In fact, it boggles my mind that most people prefer not to be in control of their investments. They would much rather have an mutual fund planner, stockbroker or someone else control their money. “Done for you” wealth is not available. You are going to have to do much of it yourself. You do it by controlling assets.

It is perfectly fine to invest a small portion of your money into investments you do not control. But I would be very careful investing large sums of your money into uncontrollable investments. I have investments into assets that I do not control. However, these investments represent a small portion of my net worth. I have control over the assets in which the majority of my money is invested.
These same assets also represent the largest portion of my net worth.

If you study wealthy people, you’ll quickly see that they do the exact opposite of everyone else. They desire, fight for and cherish control. Everyone else desires, cherishes and pays big money to have no control. Notice the difference.
I remember reading a biography on Kirk Kerkorian, a billionaire. In every single investment Kerkorian made, he fought for control. When he didn’t have control over an investment, he quickly divested himself of the investment. Same goes for Wayne Huzienga, who built three separate billion-dollar companies (Waste Management, Blockbuster and Republic Industries).
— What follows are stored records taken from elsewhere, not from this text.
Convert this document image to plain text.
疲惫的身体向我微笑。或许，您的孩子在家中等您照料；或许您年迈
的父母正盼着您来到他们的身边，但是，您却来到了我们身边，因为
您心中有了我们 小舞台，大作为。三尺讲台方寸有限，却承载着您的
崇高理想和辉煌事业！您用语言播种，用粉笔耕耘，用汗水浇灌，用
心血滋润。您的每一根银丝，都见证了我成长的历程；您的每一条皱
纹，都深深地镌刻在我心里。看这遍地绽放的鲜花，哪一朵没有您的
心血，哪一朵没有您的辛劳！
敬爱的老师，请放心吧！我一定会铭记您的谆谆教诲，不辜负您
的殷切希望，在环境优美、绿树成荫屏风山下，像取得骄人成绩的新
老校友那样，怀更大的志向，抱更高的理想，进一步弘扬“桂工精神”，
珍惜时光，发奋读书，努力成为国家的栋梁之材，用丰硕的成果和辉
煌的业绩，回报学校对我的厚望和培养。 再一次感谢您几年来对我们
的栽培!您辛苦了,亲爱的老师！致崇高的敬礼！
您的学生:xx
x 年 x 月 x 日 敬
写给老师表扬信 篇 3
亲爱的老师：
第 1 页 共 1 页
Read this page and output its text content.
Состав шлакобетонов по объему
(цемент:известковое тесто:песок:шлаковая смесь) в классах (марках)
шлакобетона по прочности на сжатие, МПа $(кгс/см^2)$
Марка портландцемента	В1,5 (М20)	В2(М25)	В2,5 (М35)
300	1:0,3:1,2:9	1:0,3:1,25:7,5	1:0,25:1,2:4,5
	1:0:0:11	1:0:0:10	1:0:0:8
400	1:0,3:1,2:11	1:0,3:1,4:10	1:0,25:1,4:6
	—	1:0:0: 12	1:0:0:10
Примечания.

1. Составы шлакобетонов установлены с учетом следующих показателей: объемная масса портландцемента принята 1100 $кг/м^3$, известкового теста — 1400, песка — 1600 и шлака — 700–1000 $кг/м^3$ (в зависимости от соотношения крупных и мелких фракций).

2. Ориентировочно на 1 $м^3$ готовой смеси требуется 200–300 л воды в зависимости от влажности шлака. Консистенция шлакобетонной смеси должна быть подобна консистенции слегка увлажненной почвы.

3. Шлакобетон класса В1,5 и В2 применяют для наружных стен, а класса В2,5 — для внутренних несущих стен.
I believe most people prefer passive investments because they are easier. Passive investments allow the investor to invest without having to take any responsibility. Passive investments do not require the investor to be decisive. Passive investments do not require the investor get his hands dirty.

Control requires that you take responsibility for your investments. Control requires you to be active. Control requires that you pay attention. Control requires that you be decisive. Control requires you to roll up your sleeves and get dirty every once in awhile. Some believe control is risky. I believe lack of control is risky.

Once you have control of your investment, you should work hard to increase its value. You increase value by increasing its income.

One of the most valuable wealth-building skills you can have in life is the ability to increase the net income of your investments. With this skill, you can literally write your own ticket.

For example, Kerkorian purchased enough stock to control MGM Studios in the late 1960s. By the early 1970s, he had built the MGM Grand hotel in Las Vegas. This hotel and casino dramatically impacted the value of MGM’s stock. Guess what happened to Kirk’s wealth? Within three years, his wealth was in excess of $100 million.

This is how powerful control can be. Could Kerkorian have created $100 million if he wasn’t in control? No.

You must strive for control over your investments. Control is critical for true wealth. Don’t be lazy. Don’t copy the masses and happily turn over control to your hard earned money.